Er sorgte dafür, daß Stephanie in Sicherheit war, und verließ sie dann, fand im allgemeinen Chaos einigermaßen mühelos einen Weg zu den nahegelegenen Startrampen, wo die Kirchenschiffe angedockt lagen. Er suchte sich aufs Geratewohl eines der kleineren Fahrzeuge aus, marschierte an Bord und verlangte von der Rumpfbesatzung, ihm das Schiff zu übergeben. Er war schließlich ein Aristokrat, und sie waren nur niederrangige Kirchentechnos. Er war ehrlich überrascht, als sie ihm sagten, er solle sich zum Teufel scheren, und schoß den nächststehenden Techno in aufrichtiger Entrüstung nieder.

Nachdem er sich auf diese Weise festgelegt hatte, brachte er die übrigen beiden mit dem Schwert zur Strecke, während sie noch nach ihren Waffen griffen.

Er warf die Leichen aus dem Schiff, verschloß alle Luken und startete, ohne sich die Mühe zu machen und um Startfreigabe zu bitten. Und bei all dem Chaos ringsherum machte sich niemand die Mühe und hielt ihn auf. Damals hatte es ihm gar nichts ausgemacht, die drei Technos zu töten. Er brauchte das Schiff, und sie waren ihm einfach im Weg gewesen. Aber als an Bord der Himmelsträne aus Tagen Wochen wurden, schien er immer deutlicher zu spüren, daß die Ermordeten um ihn waren. Er wischte die Blutflecken eigenhändig weg, um damit gewissermaßen Buße zu üben, aber in seinen Träumen erblickte er weiterhin ihre Gesichter. Wenn er nachts allein im Bett lag, glaubte er, Geräusche auf dem Korridor vor der Kabine zu hören. Er schloß die Tür stets ab und schlief bei brennendem Licht. Im Weltraum war immer Nacht.

Daniel hatte nicht viel zu tun. Die KI übertrug ihm ein paar einfache Aufgaben, damit er Zeit herumbringen konnte. Da es sich um ein Kirchenschiff handelte, waren die Unterhaltungsbänder allesamt religiöser Natur. Daniels wichtigster Zeitvertreib war es, mit Moses über alles mögliche zu debattieren, was die KI ziemlich nervös machte – schließlich war sie dazu programmiert, sich freundlich und umgänglich zu geben. Daniel wies Moses an, seine Speicherbänke nach allem zu sichten, was er über Shub wußte, über die abtrünnigen KIs und den Verbotenen Sektor, aber die Ausbeute hielt sich in Grenzen.

Das meiste war geheim und nur mit Hilfe von Zugriffskodes abrufbar, und nicht mal Daniels aristokratischer Status ermöglichte ihm, diese Vorkehrung zu umgehen.

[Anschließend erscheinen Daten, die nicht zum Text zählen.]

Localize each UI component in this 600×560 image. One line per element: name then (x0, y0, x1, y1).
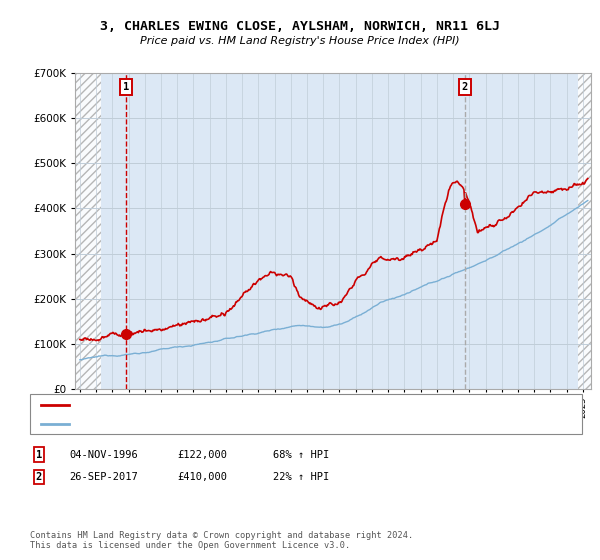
Text: 68% ↑ HPI: 68% ↑ HPI (273, 450, 329, 460)
Text: 04-NOV-1996: 04-NOV-1996 (69, 450, 138, 460)
Text: HPI: Average price, detached house, Broadland: HPI: Average price, detached house, Broa… (75, 419, 334, 428)
Text: 3, CHARLES EWING CLOSE, AYLSHAM, NORWICH, NR11 6LJ (detached house): 3, CHARLES EWING CLOSE, AYLSHAM, NORWICH… (75, 400, 460, 409)
Text: Contains HM Land Registry data © Crown copyright and database right 2024.
This d: Contains HM Land Registry data © Crown c… (30, 531, 413, 550)
Text: 2: 2 (462, 82, 468, 92)
Text: Price paid vs. HM Land Registry's House Price Index (HPI): Price paid vs. HM Land Registry's House … (140, 36, 460, 46)
Bar (578, 73, 591, 389)
Bar (75, 73, 101, 389)
Text: £410,000: £410,000 (177, 472, 227, 482)
Text: 2: 2 (36, 472, 42, 482)
Text: 1: 1 (123, 82, 129, 92)
Text: £122,000: £122,000 (177, 450, 227, 460)
Text: 3, CHARLES EWING CLOSE, AYLSHAM, NORWICH, NR11 6LJ: 3, CHARLES EWING CLOSE, AYLSHAM, NORWICH… (100, 20, 500, 32)
Text: 1: 1 (36, 450, 42, 460)
Text: 22% ↑ HPI: 22% ↑ HPI (273, 472, 329, 482)
Text: 26-SEP-2017: 26-SEP-2017 (69, 472, 138, 482)
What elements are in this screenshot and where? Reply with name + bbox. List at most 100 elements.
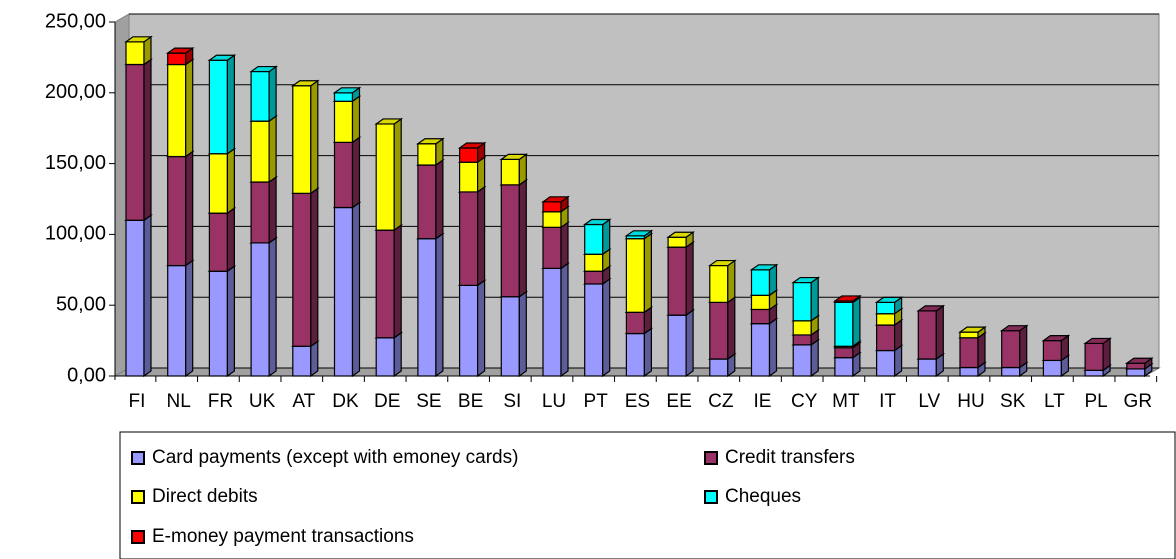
y-tick-label: 250,00 xyxy=(45,10,106,32)
bar-side xyxy=(810,276,819,322)
bar-segment xyxy=(499,290,529,378)
bar-top xyxy=(624,230,654,237)
bar-segment xyxy=(624,229,654,240)
bar-front xyxy=(584,253,604,272)
bar-front xyxy=(459,147,479,163)
bar-top xyxy=(124,36,153,43)
bar-side xyxy=(143,214,152,378)
bar-front xyxy=(500,296,520,377)
bar-side xyxy=(310,79,319,195)
bar-front xyxy=(417,143,437,166)
bar-front xyxy=(875,324,896,352)
bar-segment xyxy=(1041,334,1071,362)
bar-top xyxy=(1041,335,1071,342)
bar-segment xyxy=(958,325,987,339)
bar-top xyxy=(416,138,445,145)
bar-segment xyxy=(374,223,404,339)
bar-side xyxy=(268,175,277,245)
bar-front xyxy=(208,270,228,377)
bar-front xyxy=(375,337,395,377)
legend-swatch xyxy=(704,490,718,504)
bar-front xyxy=(375,123,395,231)
bar-front xyxy=(417,164,437,240)
bar-front xyxy=(625,238,646,313)
bar-front xyxy=(917,358,937,377)
bar-front xyxy=(167,52,187,66)
bar-segment xyxy=(249,175,278,245)
legend-swatch xyxy=(704,451,718,465)
bar-front xyxy=(709,301,729,360)
bar-front xyxy=(1084,369,1104,377)
bar-front xyxy=(542,226,562,269)
bar-front xyxy=(292,85,312,194)
legend-swatch xyxy=(131,490,145,504)
bar-side xyxy=(268,65,277,123)
bar-segment xyxy=(582,277,612,378)
bar-top xyxy=(874,296,904,303)
bar-front xyxy=(875,301,896,315)
bar-front xyxy=(625,311,646,335)
bar-segment xyxy=(499,153,529,187)
x-tick-label: IT xyxy=(879,391,896,412)
bar-side xyxy=(810,338,819,378)
bar-segment xyxy=(749,317,779,378)
bar-segment xyxy=(582,218,612,256)
bar-front xyxy=(542,201,562,213)
bar-side xyxy=(560,221,569,270)
x-tick-label: CY xyxy=(791,391,818,412)
bar-side xyxy=(226,265,235,378)
bar-front xyxy=(333,100,354,143)
bar-side xyxy=(560,262,569,378)
bar-side xyxy=(435,158,444,240)
bar-front xyxy=(1001,330,1021,369)
bar-side xyxy=(518,178,527,298)
bar-front xyxy=(667,236,687,248)
bar-segment xyxy=(332,95,362,144)
bar-side xyxy=(602,218,611,256)
bar-front xyxy=(459,191,479,286)
x-tick-label: HU xyxy=(957,391,984,412)
bar-side xyxy=(226,54,235,155)
bar-front xyxy=(292,345,312,377)
bar-front xyxy=(333,141,354,209)
bar-side xyxy=(852,296,861,348)
bar-segment xyxy=(457,185,487,287)
bar-segment xyxy=(207,265,237,378)
bar-side xyxy=(477,279,486,378)
bar-side xyxy=(143,58,152,222)
x-tick-label: DK xyxy=(332,391,359,412)
x-tick-label: ES xyxy=(625,391,650,412)
bar-side xyxy=(310,187,319,348)
legend-label: Credit transfers xyxy=(725,447,855,468)
bar-front xyxy=(667,246,687,316)
bar-segment xyxy=(290,187,320,348)
bar-segment xyxy=(249,65,278,123)
bar-front xyxy=(750,323,771,377)
bar-front xyxy=(208,212,228,272)
bar-segment xyxy=(707,259,737,304)
y-tick-label: 100,00 xyxy=(45,223,106,245)
bar-side xyxy=(268,114,277,184)
bar-front xyxy=(208,59,228,155)
bar-segment xyxy=(332,136,362,209)
bar-front xyxy=(959,366,979,377)
bar-side xyxy=(602,277,611,378)
bar-segment xyxy=(416,158,445,240)
bar-front xyxy=(292,192,312,347)
x-tick-label: SE xyxy=(416,391,441,412)
bar-front xyxy=(459,284,479,377)
bar-front xyxy=(459,161,479,193)
bar-segment xyxy=(457,141,487,164)
bar-segment xyxy=(165,259,195,378)
bar-segment xyxy=(1124,357,1154,371)
bar-front xyxy=(875,313,896,326)
bar-top xyxy=(332,87,362,94)
bar-top xyxy=(916,305,946,312)
x-tick-label: SK xyxy=(1000,391,1026,412)
bars xyxy=(124,35,1154,378)
bar-front xyxy=(125,219,145,377)
bar-side xyxy=(351,95,361,144)
bar-front xyxy=(125,41,145,66)
bar-segment xyxy=(624,327,654,378)
bar-segment xyxy=(499,178,529,298)
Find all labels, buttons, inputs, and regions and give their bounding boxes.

Also saß Daniel zusammengesunken auf dem Kommandostuhl der Brücke und brütete über den wenigen Informationen.

Er war ein großer Mann Anfang zwanzig, der seine wuchtige Gestalt vom Vater geerbt hatte. Das Gesicht zeigte meist einen finsteren oder mürrischen Ausdruck. Das lange Haar hatte er zu einem einfachen Zopf geflochten. Die Kleidung bestand nur aus dem, worin er losgerannt war. Das Schiff hielt sie frisch, aber sie zeigte allmählich Spuren der Abnützung. Auf seiner ständigen Suche nach Zeitvertreib hatte Daniel widerstrebend damit begonnen, mit improvisierten Hanteln zu trainieren. Er verabscheute es inbrünstig, aber ihm stand kein bequemer Körperladen mehr zur Verfügung, den er aufsuchen konnte, wenn die Muskeln schlaff wurden, und er hegte die vage Vorstellung, daß er sich schließlich seinen Weg nach Shub und wieder von dort weg würde freikämpfen müssen. So war er schließlich besser in Form als je zuvor im Leben und fühlte sich dabei ziemlich wohl. Etwas zu tun, was er verabscheute, vermittelte ihm das Gefühl, sich tugendhaft zu verhalten. Und er dachte, daß sein Vater es wohlwollend betrachten würde.

Nur einmal hatte ihn etwas von der Suche nach dem Vater abgelenkt. Als schließlich im ganzen Imperium der Krieg ausbrach, verfolgte er die endlosen Nachrichtensendungen wie benommen. Er konnte nicht glauben, daß es wirklich geschah.